Every chance I get, I read.
I read standing up, lying down, sitting, kneeling, and in every imaginable position where a contortionist could bend and flex body senseless. I read lying down in my bed while I wait for the sleeping pills to kick in. I read while using my little throne of a toilet trying to relieve myself of the eggs and bananas I ate for breakfast. I read while eating dinner and ingesting more food — food that I look forward to relieving myself of because I know I will get a chance to read again the next morning while sitting in my throne. I read at the back of my car while being driven to the office. I read while waiting, in a hotel or a restaurant, for a late client or investor.
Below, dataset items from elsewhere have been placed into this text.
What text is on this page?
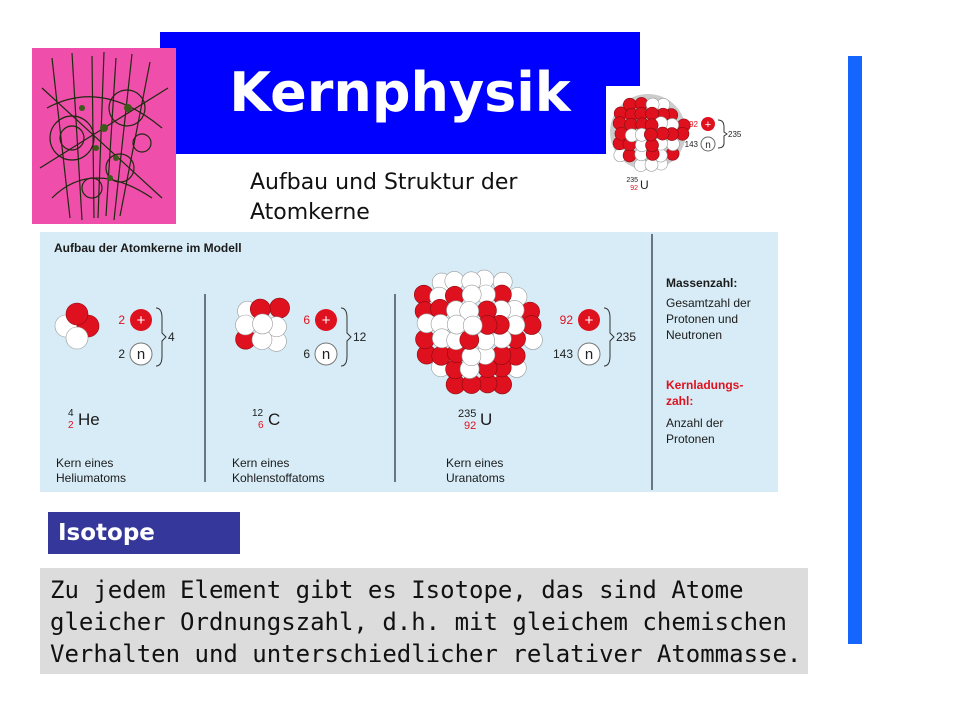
Kernphysik
+
n
92
143
235
235
92 U
Aufbau und Struktur der Atomkerne
Aufbau der Atomkerne im Modell
+
n
2
2
4
+
n
6
6
12
+
n
92
143
235
4
2 He	12
6 C	235
92 U
Kern eines
Heliumatoms
Kern eines
Kohlenstoffatoms
Kern eines
Uranatoms
Massenzahl:
Gesamtzahl der
Protonen und
Neutronen
Kernladungs-
zahl:
Anzahl der
Protonen
Isotope
Zu jedem Element gibt es Isotope, das sind Atome gleicher Ordnungszahl, d.h. mit gleichem chemischen Verhalten und unterschiedlicher relativer Atommasse.
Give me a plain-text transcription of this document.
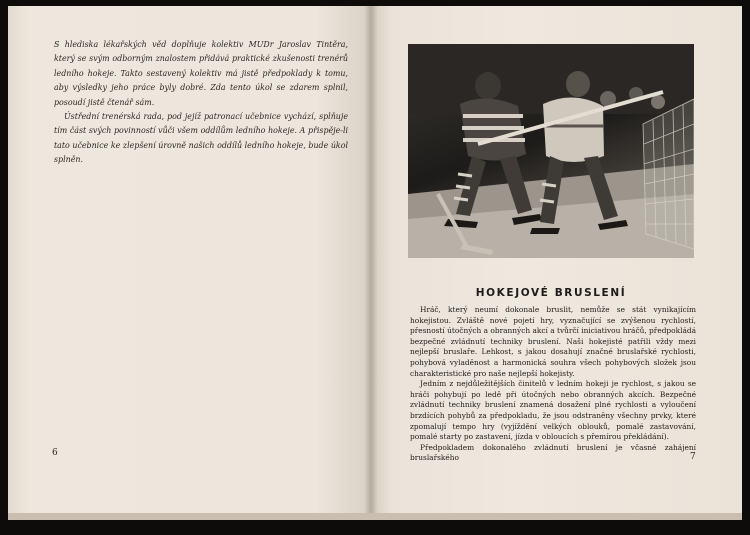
S hlediska lékařských věd doplňuje kolektiv MUDr Jaroslav Tintěra, který se svým odborným znalostem přidává praktické zkušenosti trenérů ledního hokeje. Takto sestavený kolektiv má jistě předpoklady k tomu, aby výsledky jeho práce byly dobré. Zda tento úkol se zdarem splnil, posoudí jistě čtenář sám.

Ústřední trenérská rada, pod jejíž patronací učebnice vychází, splňuje tím část svých povinností vůči všem oddílům ledního hokeje. A přispěje-li tato učebnice ke zlepšení úrovně našich oddílů ledního hokeje, bude úkol splněn.

6
HOKEJOVÉ BRUSLENÍ

Hráč, který neumí dokonale bruslit, nemůže se stát vynikajícím hokejistou. Zvláště nové pojetí hry, vyznačující se zvýšenou rychlostí, přesností útočných a obranných akcí a tvůrčí iniciativou hráčů, předpokládá bezpečné zvládnutí techniky bruslení. Naši hokejisté patřili vždy mezi nejlepší bruslaře. Lehkost, s jakou dosahují značné bruslařské rychlosti, pohybová vyladěnost a harmonická souhra všech pohybových složek jsou charakteristické pro naše nejlepší hokejisty.

Jedním z nejdůležitějších činitelů v ledním hokeji je rychlost, s jakou se hráči pohybují po ledě při útočných nebo obranných akcích. Bezpečné zvládnutí techniky bruslení znamená dosažení plné rychlosti a vyloučení brzdících pohybů za předpokladu, že jsou odstraněny všechny prvky, které zpomalují tempo hry (vyjíždění velkých oblouků, pomalé zastavování, pomalé starty po zastavení, jízda v obloucích s přemírou překládání).

Předpokladem dokonalého zvládnutí bruslení je včasné zahájení bruslařského	7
I read while trying to drown out the ambient noise and the mindless chatter of people in a coffee shop or at an airport.
Reading, I believe, is not just a mere hobby — it is a way of life.
Anthony Burgess once said that there is no better reason for not reading a book than having it.Yes, that may be true for most bibliophiles, who just collect for the sake of collecting, but does his statement apply to hardcore bibliomaniacs like me? Bibliomaniacs who read to hoard information, to learn, to be enlightened, to be entertained, and to just read for the pleasure of reading? Bibliomaniacs who read anywhere and everywhere, anytime and every time?
Perhaps Mr. Burgess, now dead, would have changed his mind, or perhaps, would have qualified his argument, if he met me back in 1993, when he was still alive to meet the future version of me.